How to Eliminate Tearing

There are several technologies designed to eliminate this annoying artifact:

  • VSync (Vertical Sync): The oldest solution. It forces the GPU to hold the frame until the monitor is ready to start a new refresh cycle. While it eliminates tearing, it can introduce noticeable input lag and cause stuttering if your FPS drops below your monitor's refresh rate.
  • G-Sync (NVIDIA) & FreeSync (AMD): These are Variable Refresh Rate (VRR) technologies. Instead of forcing the GPU to wait for the monitor, they force the monitor to wait for the GPU. The monitor dynamically changes its Refresh Rate (Hz) on the fly to match the exact FPS being output by the GPU. This eliminates tearing without the severe input lag penalty of VSync.
  • Fast Sync / Enhanced Sync: These technologies allow the GPU to render as fast as possible (reducing input lag) but only send the most recently completed frame to the monitor when it's ready to refresh, dropping the excess frames.

Testing Your Setup

If you have a G-Sync or FreeSync monitor, ensure the feature is enabled in your GPU control panel and in the monitor's physical OSD (On-Screen Display) menu. Run the test above. If the bar moves smoothly without breaking, your VRR technology is working correctly.

Frequently Asked Questions

Screen tearing looks like a horizontal split or 'tear' across your screen where the top half of the image doesn't align with the bottom half. In the test above, if the vertical green bar appears broken or disjointed as it moves, you are experiencing tearing.

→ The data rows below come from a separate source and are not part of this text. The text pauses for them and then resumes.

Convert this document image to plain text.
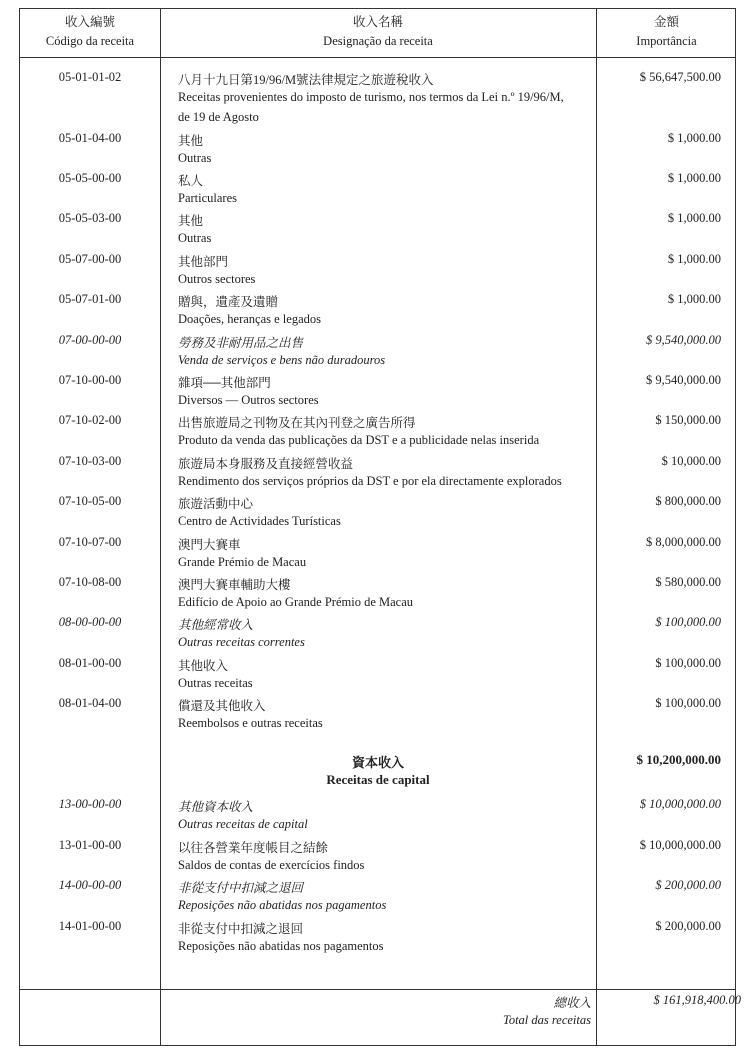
收入編號
Código da receita
收入名稱
Designação da receita
金額
Importância
05-01-01-02	八月十九日第19/96/M號法律規定之旅遊稅收入
Receitas provenientes do imposto de turismo, nos termos da Lei n.º 19/96/M,
de 19 de Agosto
$ 56,647,500.00
05-01-04-00	其他
Outras
$ 1,000.00
05-05-00-00	私人
Particulares
$ 1,000.00
05-05-03-00	其他
Outras
$ 1,000.00
05-07-00-00	其他部門
Outros sectores
$ 1,000.00
05-07-01-00	贈與，遺產及遺贈
Doações, heranças e legados
$ 1,000.00
07-00-00-00	勞務及非耐用品之出售
Venda de serviços e bens não duradouros
$ 9,540,000.00
07-10-00-00	雜項──其他部門
Diversos — Outros sectores
$ 9,540,000.00
07-10-02-00	出售旅遊局之刊物及在其內刊登之廣告所得
Produto da venda das publicações da DST e a publicidade nelas inserida
$ 150,000.00
07-10-03-00	旅遊局本身服務及直接經營收益
Rendimento dos serviços próprios da DST e por ela directamente explorados
$ 10,000.00
07-10-05-00	旅遊活動中心
Centro de Actividades Turísticas
$ 800,000.00
07-10-07-00	澳門大賽車
Grande Prémio de Macau
$ 8,000,000.00
07-10-08-00	澳門大賽車輔助大樓
Edifício de Apoio ao Grande Prémio de Macau
$ 580,000.00
08-00-00-00	其他經常收入
Outras receitas correntes
$ 100,000.00
08-01-00-00	其他收入
Outras receitas
$ 100,000.00
08-01-04-00	償還及其他收入
Reembolsos e outras receitas
$ 100,000.00
資本收入
Receitas de capital
$ 10,200,000.00
13-00-00-00	其他資本收入
Outras receitas de capital
$ 10,000,000.00
13-01-00-00	以往各營業年度帳目之結餘
Saldos de contas de exercícios findos
$ 10,000,000.00
14-00-00-00	非從支付中扣減之退回
Reposições não abatidas nos pagamentos
$ 200,000.00
14-01-00-00	非從支付中扣減之退回
Reposições não abatidas nos pagamentos
$ 200,000.00
總收入
Total das receitas
$ 161,918,400.00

It happens when your graphics card (GPU) sends a new frame to your monitor while the monitor is still in the middle of drawing the previous frame. The monitor ends up displaying parts of two different frames at the same time.

The most common fix is enabling VSync in your game settings, which forces the GPU to wait for the monitor. However, VSync adds input lag. Better solutions include using a monitor with G-Sync (NVIDIA) or FreeSync (AMD), which dynamically sync the monitor's refresh rate to the GPU's frame rate.